3 – A desativação de qualquer ciclovia ou ciclofaixa em Mangabeira e adjacências representa uma perda considerável em uma das regiões menos favorecidas por políticas públicas de mobilidade ativa. A desinstalação de ciclovias e ciclofaixas, sobretudo para ampliar o espaço dedicado ao transporte individual motorizado, desencoraja o uso da bicicleta como meio de transporte e estimula ainda mais o aumento na demanda dos veículos motorizados. O compartilhamento seguro das vias é instrumento de democratização do espaço público e de atenuação das desigualdades sociais. Portanto, quando se fala de bairros periféricos, como é o caso de Mangabeira, essa problemática adentra nas questões sociais, onde os residentes têm rendimento mensal de até 5 salários mínimos e se enquadram em um grupo de pessoas que se locomovem a pé e de bicicleta. Assim, a prioridade de infraestrutura pública naquela região deveria estar focada em calçadas e ciclovias/ciclofaixas.

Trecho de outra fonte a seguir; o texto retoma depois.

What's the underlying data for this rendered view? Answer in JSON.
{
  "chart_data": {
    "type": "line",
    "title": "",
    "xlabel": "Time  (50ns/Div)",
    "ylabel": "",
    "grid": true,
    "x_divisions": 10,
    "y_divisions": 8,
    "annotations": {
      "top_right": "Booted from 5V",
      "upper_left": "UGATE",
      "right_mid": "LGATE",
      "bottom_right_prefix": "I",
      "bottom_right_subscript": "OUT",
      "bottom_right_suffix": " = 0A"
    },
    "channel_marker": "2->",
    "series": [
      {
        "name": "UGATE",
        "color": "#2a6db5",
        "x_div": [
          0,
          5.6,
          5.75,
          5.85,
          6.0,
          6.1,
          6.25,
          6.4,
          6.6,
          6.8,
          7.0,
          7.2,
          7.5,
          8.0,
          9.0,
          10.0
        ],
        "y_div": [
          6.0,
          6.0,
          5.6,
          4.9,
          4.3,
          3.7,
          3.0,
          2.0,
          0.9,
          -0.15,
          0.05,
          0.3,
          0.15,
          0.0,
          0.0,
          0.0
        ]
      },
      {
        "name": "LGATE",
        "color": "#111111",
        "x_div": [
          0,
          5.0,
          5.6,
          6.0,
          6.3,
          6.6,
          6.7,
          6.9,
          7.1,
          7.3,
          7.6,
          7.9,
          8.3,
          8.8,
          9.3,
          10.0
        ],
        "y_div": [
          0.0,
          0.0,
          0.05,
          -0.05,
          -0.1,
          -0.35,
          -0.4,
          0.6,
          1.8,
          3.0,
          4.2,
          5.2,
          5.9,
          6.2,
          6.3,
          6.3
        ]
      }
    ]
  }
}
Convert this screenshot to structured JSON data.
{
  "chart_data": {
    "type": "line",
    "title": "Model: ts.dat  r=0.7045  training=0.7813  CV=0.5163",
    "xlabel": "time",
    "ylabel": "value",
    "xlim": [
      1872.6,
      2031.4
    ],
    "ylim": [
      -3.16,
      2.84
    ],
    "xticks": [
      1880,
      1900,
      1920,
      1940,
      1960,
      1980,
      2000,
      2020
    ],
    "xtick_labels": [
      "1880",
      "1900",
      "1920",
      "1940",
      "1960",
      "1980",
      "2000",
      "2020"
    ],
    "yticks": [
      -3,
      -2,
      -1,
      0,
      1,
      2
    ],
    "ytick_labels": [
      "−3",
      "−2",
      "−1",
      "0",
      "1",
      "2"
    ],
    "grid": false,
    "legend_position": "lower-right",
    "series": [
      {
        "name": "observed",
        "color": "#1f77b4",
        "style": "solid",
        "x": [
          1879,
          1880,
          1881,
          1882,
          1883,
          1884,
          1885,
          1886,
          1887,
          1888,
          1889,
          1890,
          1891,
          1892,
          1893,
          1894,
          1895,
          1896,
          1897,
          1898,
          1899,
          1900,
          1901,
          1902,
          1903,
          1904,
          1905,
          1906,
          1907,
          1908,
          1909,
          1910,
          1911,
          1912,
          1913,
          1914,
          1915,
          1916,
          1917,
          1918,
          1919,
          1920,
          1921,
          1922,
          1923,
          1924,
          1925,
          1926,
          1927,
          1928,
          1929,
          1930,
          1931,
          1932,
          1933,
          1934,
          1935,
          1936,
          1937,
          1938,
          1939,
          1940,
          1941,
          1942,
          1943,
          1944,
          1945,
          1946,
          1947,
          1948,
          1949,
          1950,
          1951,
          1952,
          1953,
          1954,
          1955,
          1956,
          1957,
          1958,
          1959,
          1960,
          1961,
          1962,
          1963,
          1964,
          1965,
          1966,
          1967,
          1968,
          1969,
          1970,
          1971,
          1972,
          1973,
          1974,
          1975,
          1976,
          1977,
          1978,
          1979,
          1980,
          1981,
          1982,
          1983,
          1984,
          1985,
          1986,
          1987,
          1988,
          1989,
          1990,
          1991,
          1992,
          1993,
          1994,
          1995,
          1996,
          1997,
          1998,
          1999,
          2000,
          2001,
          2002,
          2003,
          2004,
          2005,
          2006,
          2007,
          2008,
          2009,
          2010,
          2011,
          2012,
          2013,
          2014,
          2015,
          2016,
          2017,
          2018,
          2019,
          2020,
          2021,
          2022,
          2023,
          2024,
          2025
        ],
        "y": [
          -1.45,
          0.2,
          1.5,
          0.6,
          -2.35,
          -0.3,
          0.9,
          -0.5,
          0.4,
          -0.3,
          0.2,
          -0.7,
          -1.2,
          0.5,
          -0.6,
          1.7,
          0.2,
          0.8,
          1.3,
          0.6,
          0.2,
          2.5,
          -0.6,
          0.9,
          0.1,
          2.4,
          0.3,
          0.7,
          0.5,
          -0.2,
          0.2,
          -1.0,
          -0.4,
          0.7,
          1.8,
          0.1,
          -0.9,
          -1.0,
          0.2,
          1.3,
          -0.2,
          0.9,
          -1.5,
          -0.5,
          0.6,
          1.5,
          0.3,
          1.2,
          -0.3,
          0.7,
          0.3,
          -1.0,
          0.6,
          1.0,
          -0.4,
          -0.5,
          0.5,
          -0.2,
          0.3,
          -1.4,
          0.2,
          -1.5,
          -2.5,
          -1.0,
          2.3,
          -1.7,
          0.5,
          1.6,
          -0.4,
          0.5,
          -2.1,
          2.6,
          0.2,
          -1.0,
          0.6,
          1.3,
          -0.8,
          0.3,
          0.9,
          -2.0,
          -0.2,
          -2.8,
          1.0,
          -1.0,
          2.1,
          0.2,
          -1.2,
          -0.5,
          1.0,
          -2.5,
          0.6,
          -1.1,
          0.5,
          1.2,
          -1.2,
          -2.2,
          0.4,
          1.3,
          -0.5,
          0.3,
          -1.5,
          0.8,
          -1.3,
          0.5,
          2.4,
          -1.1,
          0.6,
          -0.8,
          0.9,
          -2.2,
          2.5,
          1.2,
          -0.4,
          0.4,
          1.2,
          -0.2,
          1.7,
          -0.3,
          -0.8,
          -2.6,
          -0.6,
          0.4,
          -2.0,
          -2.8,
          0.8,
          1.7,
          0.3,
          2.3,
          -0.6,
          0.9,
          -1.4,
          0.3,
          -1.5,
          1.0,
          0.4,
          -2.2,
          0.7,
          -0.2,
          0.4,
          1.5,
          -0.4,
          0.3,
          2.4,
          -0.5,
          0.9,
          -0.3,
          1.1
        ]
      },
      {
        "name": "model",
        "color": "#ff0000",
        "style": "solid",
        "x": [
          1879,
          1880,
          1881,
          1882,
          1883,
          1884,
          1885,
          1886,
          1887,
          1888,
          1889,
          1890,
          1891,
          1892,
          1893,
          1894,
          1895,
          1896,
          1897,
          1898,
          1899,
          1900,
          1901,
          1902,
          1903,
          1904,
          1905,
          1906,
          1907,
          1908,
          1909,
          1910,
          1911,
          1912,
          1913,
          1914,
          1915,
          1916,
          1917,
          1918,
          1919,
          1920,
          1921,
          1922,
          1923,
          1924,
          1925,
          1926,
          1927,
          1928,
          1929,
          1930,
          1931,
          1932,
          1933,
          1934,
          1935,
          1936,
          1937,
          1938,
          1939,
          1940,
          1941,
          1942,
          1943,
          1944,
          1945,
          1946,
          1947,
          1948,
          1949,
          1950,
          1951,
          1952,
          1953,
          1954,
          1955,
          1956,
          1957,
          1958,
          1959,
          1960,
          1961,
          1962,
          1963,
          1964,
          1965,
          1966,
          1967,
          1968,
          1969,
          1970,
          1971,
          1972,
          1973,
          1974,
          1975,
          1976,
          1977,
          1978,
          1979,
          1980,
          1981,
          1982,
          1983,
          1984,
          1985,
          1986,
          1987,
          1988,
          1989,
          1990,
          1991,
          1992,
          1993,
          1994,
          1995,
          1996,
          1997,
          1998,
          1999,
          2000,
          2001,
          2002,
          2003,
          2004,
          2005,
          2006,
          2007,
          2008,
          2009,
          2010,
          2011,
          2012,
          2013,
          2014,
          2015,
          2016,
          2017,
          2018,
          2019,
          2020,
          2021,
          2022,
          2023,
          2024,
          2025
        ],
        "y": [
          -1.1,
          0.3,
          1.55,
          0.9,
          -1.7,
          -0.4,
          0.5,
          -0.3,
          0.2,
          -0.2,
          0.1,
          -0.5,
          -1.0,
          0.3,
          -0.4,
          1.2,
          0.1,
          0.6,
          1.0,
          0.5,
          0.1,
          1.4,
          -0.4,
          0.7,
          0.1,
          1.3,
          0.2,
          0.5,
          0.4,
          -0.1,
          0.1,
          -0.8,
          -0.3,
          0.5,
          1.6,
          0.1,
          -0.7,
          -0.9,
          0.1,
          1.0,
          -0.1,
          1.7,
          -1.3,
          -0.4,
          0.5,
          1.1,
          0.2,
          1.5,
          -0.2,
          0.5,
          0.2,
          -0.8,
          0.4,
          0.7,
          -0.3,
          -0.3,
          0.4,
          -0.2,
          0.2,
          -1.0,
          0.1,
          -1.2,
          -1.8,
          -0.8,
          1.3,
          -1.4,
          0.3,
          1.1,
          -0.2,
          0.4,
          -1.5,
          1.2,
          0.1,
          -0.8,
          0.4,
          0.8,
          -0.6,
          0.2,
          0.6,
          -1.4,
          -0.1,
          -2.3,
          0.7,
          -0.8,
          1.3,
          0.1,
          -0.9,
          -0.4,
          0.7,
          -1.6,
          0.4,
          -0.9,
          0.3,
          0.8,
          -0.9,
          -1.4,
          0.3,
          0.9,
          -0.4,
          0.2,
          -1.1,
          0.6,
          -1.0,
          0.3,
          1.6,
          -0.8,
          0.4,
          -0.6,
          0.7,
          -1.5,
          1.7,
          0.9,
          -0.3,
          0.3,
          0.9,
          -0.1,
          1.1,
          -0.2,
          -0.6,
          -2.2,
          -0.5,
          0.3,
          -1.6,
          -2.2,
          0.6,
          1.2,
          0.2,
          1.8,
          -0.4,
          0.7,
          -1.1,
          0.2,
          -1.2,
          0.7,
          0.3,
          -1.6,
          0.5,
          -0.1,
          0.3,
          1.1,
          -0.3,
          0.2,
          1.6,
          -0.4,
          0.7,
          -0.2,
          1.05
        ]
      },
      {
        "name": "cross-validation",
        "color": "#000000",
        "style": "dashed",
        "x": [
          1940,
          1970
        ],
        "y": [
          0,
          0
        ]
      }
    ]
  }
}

4 – A alegação de que há desrespeito por parte dos veículos motorizados sobre a ciclofaixa, reforça a necessidade da Semob-JP realizar continuamente campanhas educativas e de sensibilização acerca da responsabilidade dos motoristas e motociclistas sobre os ciclistas e pedestres. Em seu discurso, o superintendente colocou à mostra o desrespeito dos motoristas na via.  A partir do momento em que a estrutura existente foi removida, a Semob-JP apoia e ratifica a atitude dos motoristas que ali trafegam, também desrespeitando o ciclista e tirando um importante elemento capaz de garantir a segurança. Essa questão se agrava ao considerarmos a repentina e silenciosa atitude da gestão ao retirar a ciclofaixa, desprezando o diálogo democrático ou a necessidade de uma ampla discussão sobre o assunto.

5 – O planejamento estratégico que vem sendo utilizado para solucionar a problemática pública pela atual gestão, não inclui a participação social. A escolha em não manter diálogo de modo permanente e estruturado com a classe de ciclistas enquanto sociedade civil organizada representa um descumprimento dos princípios da gestão democrática e controle social estabelecidos pela PNMU, acarretando prejuízos sérios ao planejamento e desenvolvimento eficazes da mobilidade urbana em João Pessoa.

6 – A ciclofaixa na Rua Francisco Porfírio Ribeiro foi fruto de planejamento da PMJP em 2012. Retroceder na política cicloviária sob argumento de que foi cometido um erro no passado, apenas comprova a falta de comprometimento da gestão. A demanda por ciclistas naquele trecho da Rua Francisco Porfírio Ribeiro existiu, existe e continuará existindo, pois a via conecta dois importantes bairros da cidade: Mangabeira e Valentina. A supressão da ciclofaixa exacerba as desigualdades, restringe o direito à cidade e, absolutamente, coloca em risco a vida de centenas de pessoas que se locomovem de bicicleta no local, representando um profundo retrocesso.

Posto os esclarecimentos, o Cidade Bike reafirma seu repúdio a qualquer discurso ou atitude da gestão pública que representa desincentivo aos modos ativos de deslocamento em benefício dos modos motorizados e, sobretudo, que acarreta risco à vida. Repudiamos, ainda, a repentina e silenciosa atitude do órgão, desprezando o diálogo democrático e a necessidade de uma ampla discussão sobre temas pertinentes a todos.